Kanepeye yerleşmiş olan Agapi sağ bacağını sol bacağının üzerine atmış, gri renkte bedenine oturan bir takım giymişti. Küçük gözleri, birer bilye gibi yerinde hareket edip duruyordu sanki. Ve Ertuğrul her şeye rağmen yine de ona direkt bakmaktan hoşlanmıyordu. Sandalyesine ağır tempoda hareket etme komutu verdikten sonra ilerlemeye başladı. Yavaş yavaş onu izleyen kadına yaklaşıyordu. 

-Uykusuzum. 

Onan neden diye sormadı Agapi. Çünkü Ertuğrul bunu söylüyorsa bir şeyi çözmeye çok yaklaşmış demekti. Sırtını yasladığı yerden çeken kadın heyecan karışan sesiyle "Ne buldun?" diye sordu. 
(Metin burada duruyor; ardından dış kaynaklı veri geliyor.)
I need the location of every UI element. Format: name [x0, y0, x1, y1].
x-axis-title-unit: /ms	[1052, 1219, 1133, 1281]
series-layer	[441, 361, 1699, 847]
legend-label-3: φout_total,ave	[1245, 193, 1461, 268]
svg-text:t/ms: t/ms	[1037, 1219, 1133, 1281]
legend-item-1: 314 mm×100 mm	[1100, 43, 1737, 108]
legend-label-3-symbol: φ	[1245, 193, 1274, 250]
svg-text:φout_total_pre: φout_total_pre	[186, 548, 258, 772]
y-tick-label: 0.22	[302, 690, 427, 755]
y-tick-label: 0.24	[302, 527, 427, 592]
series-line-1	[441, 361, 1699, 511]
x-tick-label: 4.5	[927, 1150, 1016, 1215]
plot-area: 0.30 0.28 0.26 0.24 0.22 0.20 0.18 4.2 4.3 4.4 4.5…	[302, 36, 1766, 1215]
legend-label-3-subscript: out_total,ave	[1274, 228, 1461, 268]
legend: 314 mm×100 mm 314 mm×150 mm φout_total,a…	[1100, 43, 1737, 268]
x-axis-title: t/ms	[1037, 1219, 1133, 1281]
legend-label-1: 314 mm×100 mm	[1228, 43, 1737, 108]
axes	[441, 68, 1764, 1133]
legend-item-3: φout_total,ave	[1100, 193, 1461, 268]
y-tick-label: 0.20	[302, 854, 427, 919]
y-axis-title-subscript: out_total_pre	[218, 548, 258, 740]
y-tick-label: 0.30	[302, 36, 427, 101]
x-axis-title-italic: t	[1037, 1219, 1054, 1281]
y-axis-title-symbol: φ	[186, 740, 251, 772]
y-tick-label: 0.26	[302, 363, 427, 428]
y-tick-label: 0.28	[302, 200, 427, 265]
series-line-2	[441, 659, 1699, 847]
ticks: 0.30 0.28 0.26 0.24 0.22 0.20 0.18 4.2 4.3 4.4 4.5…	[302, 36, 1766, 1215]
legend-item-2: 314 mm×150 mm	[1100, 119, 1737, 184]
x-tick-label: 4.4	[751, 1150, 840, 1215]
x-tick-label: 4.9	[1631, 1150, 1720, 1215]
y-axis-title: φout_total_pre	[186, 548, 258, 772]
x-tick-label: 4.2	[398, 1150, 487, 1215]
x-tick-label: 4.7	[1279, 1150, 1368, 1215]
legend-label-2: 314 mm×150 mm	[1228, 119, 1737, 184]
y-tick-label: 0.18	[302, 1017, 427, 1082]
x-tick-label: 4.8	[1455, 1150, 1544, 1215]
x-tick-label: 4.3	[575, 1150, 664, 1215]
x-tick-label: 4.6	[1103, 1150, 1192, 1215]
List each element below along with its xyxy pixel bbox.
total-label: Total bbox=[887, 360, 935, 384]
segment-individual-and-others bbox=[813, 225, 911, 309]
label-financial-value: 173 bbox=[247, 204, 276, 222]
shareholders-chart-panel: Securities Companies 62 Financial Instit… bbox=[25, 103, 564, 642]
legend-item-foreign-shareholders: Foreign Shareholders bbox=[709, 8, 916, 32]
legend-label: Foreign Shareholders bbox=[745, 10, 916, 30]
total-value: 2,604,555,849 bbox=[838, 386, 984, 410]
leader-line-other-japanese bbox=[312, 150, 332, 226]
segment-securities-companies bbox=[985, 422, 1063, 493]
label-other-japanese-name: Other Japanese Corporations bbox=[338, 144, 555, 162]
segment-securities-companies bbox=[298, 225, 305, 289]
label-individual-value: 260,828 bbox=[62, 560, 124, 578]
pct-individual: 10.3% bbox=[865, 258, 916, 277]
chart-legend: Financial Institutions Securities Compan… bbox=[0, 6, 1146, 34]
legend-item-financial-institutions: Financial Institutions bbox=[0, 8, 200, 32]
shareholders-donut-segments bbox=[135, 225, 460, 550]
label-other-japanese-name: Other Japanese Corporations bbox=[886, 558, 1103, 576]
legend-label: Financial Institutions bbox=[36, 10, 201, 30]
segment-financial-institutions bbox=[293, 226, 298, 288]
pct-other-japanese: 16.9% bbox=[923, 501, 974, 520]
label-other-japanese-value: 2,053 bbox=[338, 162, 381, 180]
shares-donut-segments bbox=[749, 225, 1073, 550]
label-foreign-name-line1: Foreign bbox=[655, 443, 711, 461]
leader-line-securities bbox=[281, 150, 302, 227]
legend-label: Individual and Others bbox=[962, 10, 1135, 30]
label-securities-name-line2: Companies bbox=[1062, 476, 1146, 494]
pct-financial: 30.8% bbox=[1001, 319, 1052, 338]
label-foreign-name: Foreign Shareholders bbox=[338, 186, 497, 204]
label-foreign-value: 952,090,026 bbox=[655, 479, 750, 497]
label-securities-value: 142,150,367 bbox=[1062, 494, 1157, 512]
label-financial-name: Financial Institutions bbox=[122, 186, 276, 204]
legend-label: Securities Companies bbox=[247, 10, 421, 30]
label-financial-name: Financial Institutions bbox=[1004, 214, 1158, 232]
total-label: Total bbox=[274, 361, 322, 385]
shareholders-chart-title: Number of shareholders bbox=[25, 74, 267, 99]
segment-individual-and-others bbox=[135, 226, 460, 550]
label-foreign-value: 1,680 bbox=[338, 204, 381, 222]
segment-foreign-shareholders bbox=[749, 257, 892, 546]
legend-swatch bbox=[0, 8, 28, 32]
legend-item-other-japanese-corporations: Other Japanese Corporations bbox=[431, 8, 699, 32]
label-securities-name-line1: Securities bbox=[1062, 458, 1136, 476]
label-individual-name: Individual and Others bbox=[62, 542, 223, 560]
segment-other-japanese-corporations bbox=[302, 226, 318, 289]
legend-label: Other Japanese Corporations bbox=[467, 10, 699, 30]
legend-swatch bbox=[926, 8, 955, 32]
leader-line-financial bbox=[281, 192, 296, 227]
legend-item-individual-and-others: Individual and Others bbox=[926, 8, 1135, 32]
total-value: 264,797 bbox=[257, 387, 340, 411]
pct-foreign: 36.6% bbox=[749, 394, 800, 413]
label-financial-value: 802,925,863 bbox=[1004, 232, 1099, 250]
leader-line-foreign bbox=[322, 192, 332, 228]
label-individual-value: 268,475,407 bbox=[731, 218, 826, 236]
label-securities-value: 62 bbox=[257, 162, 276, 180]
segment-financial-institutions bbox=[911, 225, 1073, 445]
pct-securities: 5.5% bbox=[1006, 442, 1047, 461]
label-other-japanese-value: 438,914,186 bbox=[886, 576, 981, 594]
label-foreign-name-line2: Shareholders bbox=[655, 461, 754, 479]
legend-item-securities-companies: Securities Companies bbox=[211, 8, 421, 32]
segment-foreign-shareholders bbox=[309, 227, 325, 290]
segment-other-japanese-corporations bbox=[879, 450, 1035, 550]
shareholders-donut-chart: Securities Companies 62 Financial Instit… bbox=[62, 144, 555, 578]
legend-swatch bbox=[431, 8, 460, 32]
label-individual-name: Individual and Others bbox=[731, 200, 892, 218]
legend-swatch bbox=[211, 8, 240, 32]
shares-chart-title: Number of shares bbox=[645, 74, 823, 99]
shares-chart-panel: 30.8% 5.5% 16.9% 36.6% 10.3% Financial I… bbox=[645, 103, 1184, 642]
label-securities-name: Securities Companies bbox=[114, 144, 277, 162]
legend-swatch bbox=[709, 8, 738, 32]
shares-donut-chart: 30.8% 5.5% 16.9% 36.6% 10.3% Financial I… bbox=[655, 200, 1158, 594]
Ertuğrul ona yakın olacak şekilde sandalyesini durdurdu. Ellerini sandalyesinin iki yanına yerleştiren genç adam, biraz önceki duygu karmaşası yaşayan aklını köşeye çekmiş ve sakinliğine kavuşmuş gibiydi. Öyle ki herkesin görmeye alışık olduğu o donuk yüz ifadesine kavuşmuştu. 

"Özge'ye saldırdılar. Biz gözetlerken Merit'in kulüp kameralarını devre dışı bırakmayı başardılar." diye başladı sözlerine. 

-Özge'nin çantasına not bıraktılar. Nalan Hanımın kimseyle paylaşmadığını iddia ettiği sırrını bildiler. Tüm bunların sonucunda içeriden bilgi alıyorlar diye düşündük. Yanıldık. İçeriden bilgi almıyorlar çünkü içerideler.